日常何らかの介護・支援を必要とする自立度II以上の痴呆性高齢者は、2002年で約150万人。2015年には100万人増えて250万人と予測されています。もし、認知症(痴呆)になったら、自宅での介護はどうなるでしょうか?住宅改修の際には、どのようなことに気を付けたらよいのでしょうか?
高齢者に多い痴呆は、脳血管性痴呆で約42%、続いてアルツハイマー型痴呆(32%)、そのほか慢性硬膜下血腫、脳腫瘍、ビタミン不足などによる身体の病気などによって起こります。日本人に多いアルツハイマー型痴呆の場合には、有効な治療薬も開発されています。
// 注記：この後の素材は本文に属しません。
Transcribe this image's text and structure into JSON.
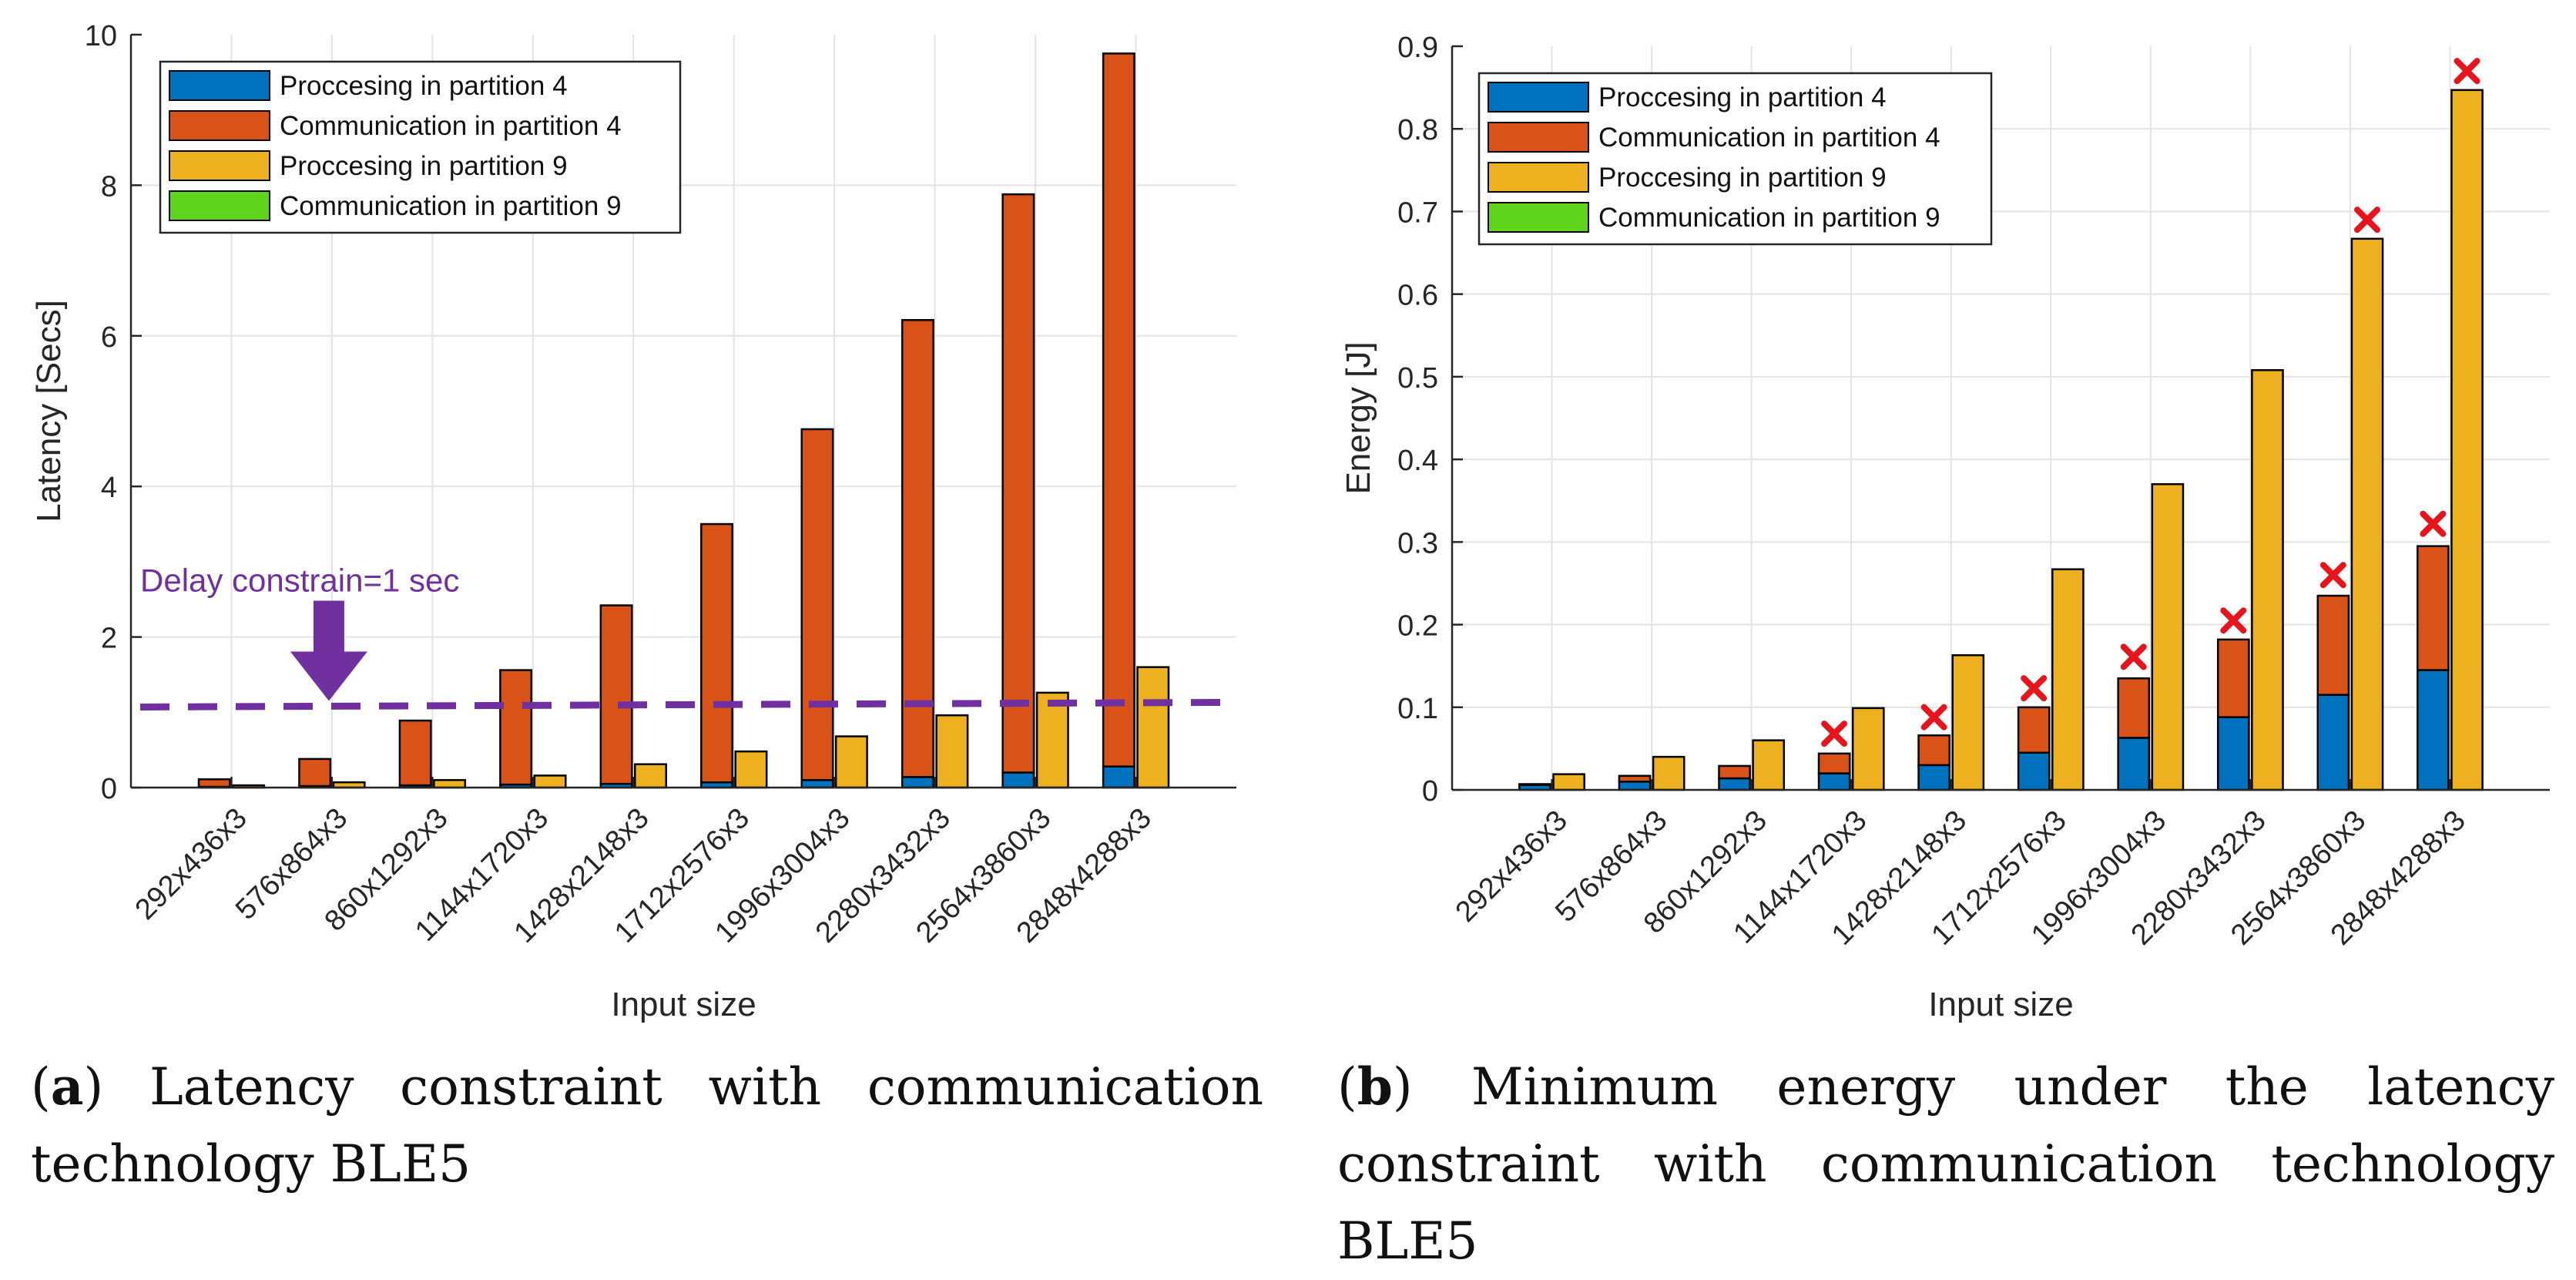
{
  "chart_data": [
    {
      "type": "bar",
      "stacking": "stacked pairs",
      "categories": [
        "292x436x3",
        "576x864x3",
        "860x1292x3",
        "1144x1720x3",
        "1428x2148x3",
        "1712x2576x3",
        "1996x3004x3",
        "2280x3432x3",
        "2564x3860x3",
        "2848x4288x3"
      ],
      "xlabel": "Input size",
      "ylabel": "Latency [Secs]",
      "ylim": [
        0,
        10
      ],
      "yticks": [
        0,
        2,
        4,
        6,
        8,
        10
      ],
      "ytick_labels": [
        "0",
        "2",
        "4",
        "6",
        "8",
        "10"
      ],
      "grid": true,
      "legend_position": "top-left",
      "series": [
        {
          "name": "Proccesing in partition 4",
          "color": "#0072BD",
          "group": "partition 4",
          "values": [
            0.01,
            0.02,
            0.03,
            0.04,
            0.05,
            0.07,
            0.1,
            0.14,
            0.2,
            0.28
          ]
        },
        {
          "name": "Communication in partition 4",
          "color": "#D95319",
          "group": "partition 4",
          "values": [
            0.1,
            0.36,
            0.86,
            1.52,
            2.37,
            3.43,
            4.66,
            6.07,
            7.68,
            9.47
          ]
        },
        {
          "name": "Proccesing in partition 9",
          "color": "#EDB120",
          "group": "partition 9",
          "values": [
            0.03,
            0.07,
            0.1,
            0.16,
            0.31,
            0.48,
            0.68,
            0.96,
            1.26,
            1.6
          ]
        },
        {
          "name": "Communication in partition 9",
          "color": "#5FD41C",
          "group": "partition 9",
          "values": [
            0,
            0,
            0,
            0,
            0,
            0,
            0,
            0,
            0,
            0
          ]
        }
      ],
      "annotations": [
        {
          "type": "hline",
          "y": 1.07,
          "style": "dashed",
          "color": "#7030A0",
          "label": "Delay constrain=1 sec",
          "arrow_at_category": 1
        }
      ]
    },
    {
      "type": "bar",
      "stacking": "stacked pairs",
      "categories": [
        "292x436x3",
        "576x864x3",
        "860x1292x3",
        "1144x1720x3",
        "1428x2148x3",
        "1712x2576x3",
        "1996x3004x3",
        "2280x3432x3",
        "2564x3860x3",
        "2848x4288x3"
      ],
      "xlabel": "Input size",
      "ylabel": "Energy [J]",
      "ylim": [
        0,
        0.9
      ],
      "yticks": [
        0,
        0.1,
        0.2,
        0.3,
        0.4,
        0.5,
        0.6,
        0.7,
        0.8,
        0.9
      ],
      "ytick_labels": [
        "0",
        "0.1",
        "0.2",
        "0.3",
        "0.4",
        "0.5",
        "0.6",
        "0.7",
        "0.8",
        "0.9"
      ],
      "grid": true,
      "legend_position": "top-left",
      "series": [
        {
          "name": "Proccesing in partition 4",
          "color": "#0072BD",
          "group": "partition 4",
          "values": [
            0.006,
            0.01,
            0.014,
            0.02,
            0.03,
            0.045,
            0.063,
            0.088,
            0.115,
            0.145
          ]
        },
        {
          "name": "Communication in partition 4",
          "color": "#D95319",
          "group": "partition 4",
          "values": [
            0.001,
            0.007,
            0.015,
            0.024,
            0.036,
            0.055,
            0.072,
            0.094,
            0.12,
            0.15
          ]
        },
        {
          "name": "Proccesing in partition 9",
          "color": "#EDB120",
          "group": "partition 9",
          "values": [
            0.019,
            0.04,
            0.06,
            0.099,
            0.163,
            0.267,
            0.37,
            0.508,
            0.667,
            0.847
          ]
        },
        {
          "name": "Communication in partition 9",
          "color": "#5FD41C",
          "group": "partition 9",
          "values": [
            0,
            0,
            0,
            0,
            0,
            0,
            0,
            0,
            0,
            0
          ]
        }
      ],
      "markers": {
        "symbol": "x",
        "color": "#E8141C",
        "points": [
          {
            "category_index": 3,
            "group": "partition 4",
            "y": 0.068
          },
          {
            "category_index": 4,
            "group": "partition 4",
            "y": 0.088
          },
          {
            "category_index": 5,
            "group": "partition 4",
            "y": 0.123
          },
          {
            "category_index": 6,
            "group": "partition 4",
            "y": 0.161
          },
          {
            "category_index": 7,
            "group": "partition 4",
            "y": 0.205
          },
          {
            "category_index": 8,
            "group": "partition 4",
            "y": 0.26
          },
          {
            "category_index": 9,
            "group": "partition 4",
            "y": 0.322
          },
          {
            "category_index": 8,
            "group": "partition 9",
            "y": 0.69
          },
          {
            "category_index": 9,
            "group": "partition 9",
            "y": 0.87
          }
        ]
      }
    }
  ],
  "captions": {
    "a": {
      "label": "a",
      "text": "Latency constraint with communication technology BLE5"
    },
    "b": {
      "label": "b",
      "text": "Minimum energy under the latency constraint with communication technology BLE5"
    }
  }
}
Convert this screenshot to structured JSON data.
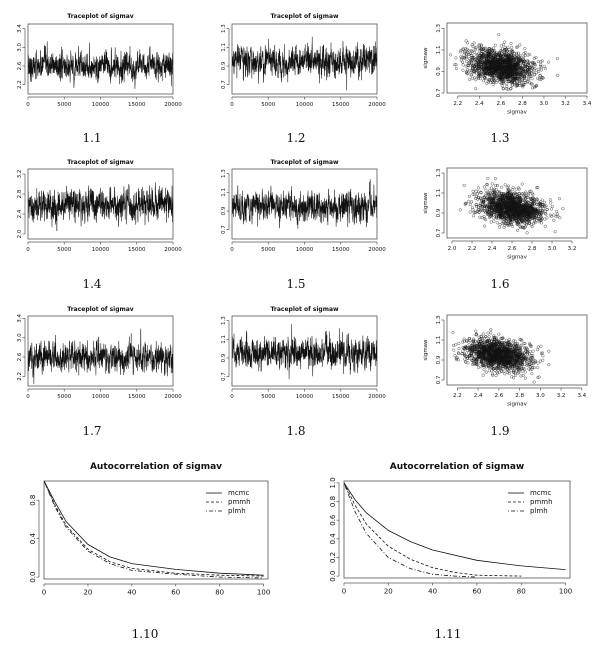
{
  "panel_labels": [
    "1.1",
    "1.2",
    "1.3",
    "1.4",
    "1.5",
    "1.6",
    "1.7",
    "1.8",
    "1.9",
    "1.10",
    "1.11"
  ],
  "colors": {
    "ink": "#111111",
    "frame": "#555555"
  },
  "chart_data": [
    {
      "id": "1.1",
      "type": "line",
      "title": "Traceplot of sigmav",
      "xlabel": "",
      "ylabel": "",
      "xlim": [
        0,
        20000
      ],
      "ylim": [
        2.0,
        3.5
      ],
      "xticks": [
        0,
        5000,
        10000,
        15000,
        20000
      ],
      "yticks": [
        2.2,
        2.6,
        3.0,
        3.4
      ],
      "ytick_labels": [
        "2.2",
        "2.6",
        "3.0",
        "3.4"
      ],
      "series": [
        {
          "mean": 2.6,
          "sd": 0.15
        }
      ]
    },
    {
      "id": "1.2",
      "type": "line",
      "title": "Traceplot of sigmaw",
      "xlabel": "",
      "ylabel": "",
      "xlim": [
        0,
        20000
      ],
      "ylim": [
        0.6,
        1.35
      ],
      "xticks": [
        0,
        5000,
        10000,
        15000,
        20000
      ],
      "yticks": [
        0.7,
        0.9,
        1.1,
        1.3
      ],
      "ytick_labels": [
        "0.7",
        "0.9",
        "1.1",
        "1.3"
      ],
      "series": [
        {
          "mean": 0.95,
          "sd": 0.08
        }
      ]
    },
    {
      "id": "1.3",
      "type": "scatter",
      "title": "",
      "xlabel": "sigmav",
      "ylabel": "sigmaw",
      "xlim": [
        2.1,
        3.4
      ],
      "ylim": [
        0.7,
        1.35
      ],
      "xticks": [
        2.2,
        2.4,
        2.6,
        2.8,
        3.0,
        3.2,
        3.4
      ],
      "yticks": [
        0.7,
        0.9,
        1.1,
        1.3
      ],
      "xtick_labels": [
        "2.2",
        "2.4",
        "2.6",
        "2.8",
        "3.0",
        "3.2",
        "3.4"
      ],
      "ytick_labels": [
        "0.7",
        "0.9",
        "1.1",
        "1.3"
      ],
      "center": [
        2.6,
        0.95
      ],
      "spread": [
        0.15,
        0.08
      ],
      "corr": -0.3
    },
    {
      "id": "1.4",
      "type": "line",
      "title": "Traceplot of sigmav",
      "xlabel": "",
      "ylabel": "",
      "xlim": [
        0,
        20000
      ],
      "ylim": [
        1.9,
        3.3
      ],
      "xticks": [
        0,
        5000,
        10000,
        15000,
        20000
      ],
      "yticks": [
        2.0,
        2.4,
        2.8,
        3.2
      ],
      "ytick_labels": [
        "2.0",
        "2.4",
        "2.8",
        "3.2"
      ],
      "series": [
        {
          "mean": 2.6,
          "sd": 0.16
        }
      ]
    },
    {
      "id": "1.5",
      "type": "line",
      "title": "Traceplot of sigmaw",
      "xlabel": "",
      "ylabel": "",
      "xlim": [
        0,
        20000
      ],
      "ylim": [
        0.6,
        1.35
      ],
      "xticks": [
        0,
        5000,
        10000,
        15000,
        20000
      ],
      "yticks": [
        0.7,
        0.9,
        1.1,
        1.3
      ],
      "ytick_labels": [
        "0.7",
        "0.9",
        "1.1",
        "1.3"
      ],
      "series": [
        {
          "mean": 0.95,
          "sd": 0.08
        }
      ]
    },
    {
      "id": "1.6",
      "type": "scatter",
      "title": "",
      "xlabel": "sigmav",
      "ylabel": "sigmaw",
      "xlim": [
        1.95,
        3.35
      ],
      "ylim": [
        0.65,
        1.35
      ],
      "xticks": [
        2.0,
        2.2,
        2.4,
        2.6,
        2.8,
        3.0,
        3.2
      ],
      "yticks": [
        0.7,
        0.9,
        1.1,
        1.3
      ],
      "xtick_labels": [
        "2.0",
        "2.2",
        "2.4",
        "2.6",
        "2.8",
        "3.0",
        "3.2"
      ],
      "ytick_labels": [
        "0.7",
        "0.9",
        "1.1",
        "1.3"
      ],
      "center": [
        2.6,
        0.95
      ],
      "spread": [
        0.16,
        0.08
      ],
      "corr": -0.3
    },
    {
      "id": "1.7",
      "type": "line",
      "title": "Traceplot of sigmav",
      "xlabel": "",
      "ylabel": "",
      "xlim": [
        0,
        20000
      ],
      "ylim": [
        2.0,
        3.45
      ],
      "xticks": [
        0,
        5000,
        10000,
        15000,
        20000
      ],
      "yticks": [
        2.2,
        2.6,
        3.0,
        3.4
      ],
      "ytick_labels": [
        "2.2",
        "2.6",
        "3.0",
        "3.4"
      ],
      "series": [
        {
          "mean": 2.6,
          "sd": 0.15
        }
      ]
    },
    {
      "id": "1.8",
      "type": "line",
      "title": "Traceplot of sigmaw",
      "xlabel": "",
      "ylabel": "",
      "xlim": [
        0,
        20000
      ],
      "ylim": [
        0.6,
        1.35
      ],
      "xticks": [
        0,
        5000,
        10000,
        15000,
        20000
      ],
      "yticks": [
        0.7,
        0.9,
        1.1,
        1.3
      ],
      "ytick_labels": [
        "0.7",
        "0.9",
        "1.1",
        "1.3"
      ],
      "series": [
        {
          "mean": 0.95,
          "sd": 0.08
        }
      ]
    },
    {
      "id": "1.9",
      "type": "scatter",
      "title": "",
      "xlabel": "sigmav",
      "ylabel": "sigmaw",
      "xlim": [
        2.1,
        3.45
      ],
      "ylim": [
        0.65,
        1.35
      ],
      "xticks": [
        2.2,
        2.4,
        2.6,
        2.8,
        3.0,
        3.2,
        3.4
      ],
      "yticks": [
        0.7,
        0.9,
        1.1,
        1.3
      ],
      "xtick_labels": [
        "2.2",
        "2.4",
        "2.6",
        "2.8",
        "3.0",
        "3.2",
        "3.4"
      ],
      "ytick_labels": [
        "0.7",
        "0.9",
        "1.1",
        "1.3"
      ],
      "center": [
        2.6,
        0.95
      ],
      "spread": [
        0.15,
        0.08
      ],
      "corr": -0.3
    },
    {
      "id": "1.10",
      "type": "line",
      "title": "Autocorrelation of sigmav",
      "xlabel": "",
      "ylabel": "",
      "xlim": [
        0,
        102
      ],
      "ylim": [
        -0.02,
        1.0
      ],
      "xticks": [
        0,
        20,
        40,
        60,
        80,
        100
      ],
      "yticks": [
        0.0,
        0.4,
        0.8
      ],
      "ytick_labels": [
        "0.0",
        "0.4",
        "0.8"
      ],
      "legend": {
        "position": "top-right",
        "entries": [
          "mcmc",
          "pmmh",
          "plmh"
        ]
      },
      "series": [
        {
          "name": "mcmc",
          "dash": "solid",
          "x": [
            0,
            5,
            10,
            20,
            30,
            40,
            60,
            80,
            100
          ],
          "values": [
            1.0,
            0.78,
            0.58,
            0.34,
            0.21,
            0.14,
            0.08,
            0.04,
            0.02
          ]
        },
        {
          "name": "pmmh",
          "dash": "dashed",
          "x": [
            0,
            5,
            10,
            20,
            30,
            40,
            60,
            80,
            100
          ],
          "values": [
            1.0,
            0.75,
            0.54,
            0.29,
            0.16,
            0.09,
            0.04,
            0.02,
            0.01
          ]
        },
        {
          "name": "plmh",
          "dash": "dotdash",
          "x": [
            0,
            5,
            10,
            20,
            30,
            40,
            60,
            80,
            100
          ],
          "values": [
            1.0,
            0.73,
            0.52,
            0.27,
            0.14,
            0.07,
            0.03,
            0.0,
            -0.01
          ]
        }
      ]
    },
    {
      "id": "1.11",
      "type": "line",
      "title": "Autocorrelation of sigmaw",
      "xlabel": "",
      "ylabel": "",
      "xlim": [
        0,
        102
      ],
      "ylim": [
        -0.02,
        1.02
      ],
      "xticks": [
        0,
        20,
        40,
        60,
        80,
        100
      ],
      "yticks": [
        0.0,
        0.2,
        0.4,
        0.6,
        0.8,
        1.0
      ],
      "ytick_labels": [
        "0.0",
        "0.2",
        "0.4",
        "0.6",
        "0.8",
        "1.0"
      ],
      "legend": {
        "position": "top-right",
        "entries": [
          "mcmc",
          "pmmh",
          "plmh"
        ]
      },
      "series": [
        {
          "name": "mcmc",
          "dash": "solid",
          "x": [
            0,
            5,
            10,
            20,
            30,
            40,
            60,
            80,
            100
          ],
          "values": [
            1.0,
            0.82,
            0.68,
            0.49,
            0.37,
            0.28,
            0.17,
            0.11,
            0.07
          ]
        },
        {
          "name": "pmmh",
          "dash": "dashed",
          "x": [
            0,
            5,
            10,
            20,
            30,
            40,
            50,
            60,
            80
          ],
          "values": [
            1.0,
            0.76,
            0.56,
            0.32,
            0.18,
            0.09,
            0.04,
            0.01,
            0.0
          ]
        },
        {
          "name": "plmh",
          "dash": "dotdash",
          "x": [
            0,
            5,
            10,
            20,
            30,
            40,
            50,
            60
          ],
          "values": [
            1.0,
            0.69,
            0.46,
            0.2,
            0.08,
            0.02,
            0.0,
            -0.01
          ]
        }
      ]
    }
  ]
}
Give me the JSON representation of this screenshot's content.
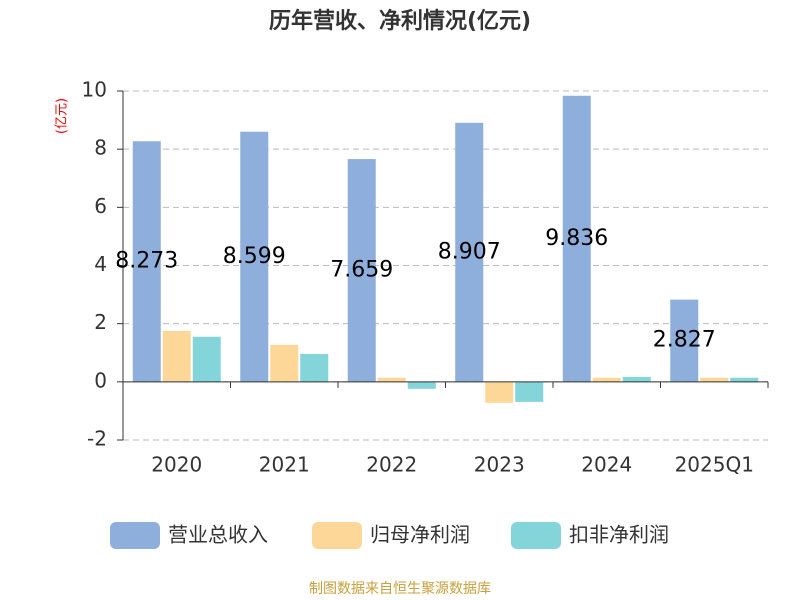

早期の発見と治療によって、在宅での生活の可能性が広がります。
知的な能力の低下とともに、階段を下りることができなくなるなど身体的な運動能力の低下も起きてきます。手すりを設置する場合にも、そこに「手すりがある」ということが理解できるうちに早めに付けておくことが必要となります。
認知症(痴呆症)の場合、急激な環境の変化は混乱をもたらします。そのためには、住み慣れた自宅で、できるだけ長く暮らせる環境づくりが重要です。見知った家族や思い出の品々に囲まれていると、症状も安定すると言われています。その上で、火災のおそれの少ない電気調理器を採用したり、危険物の収納場所を工夫したり、徘徊感知器を設置して安心して歩き回れるスペースを用意したりと、キメ細かな改修を行いましょう。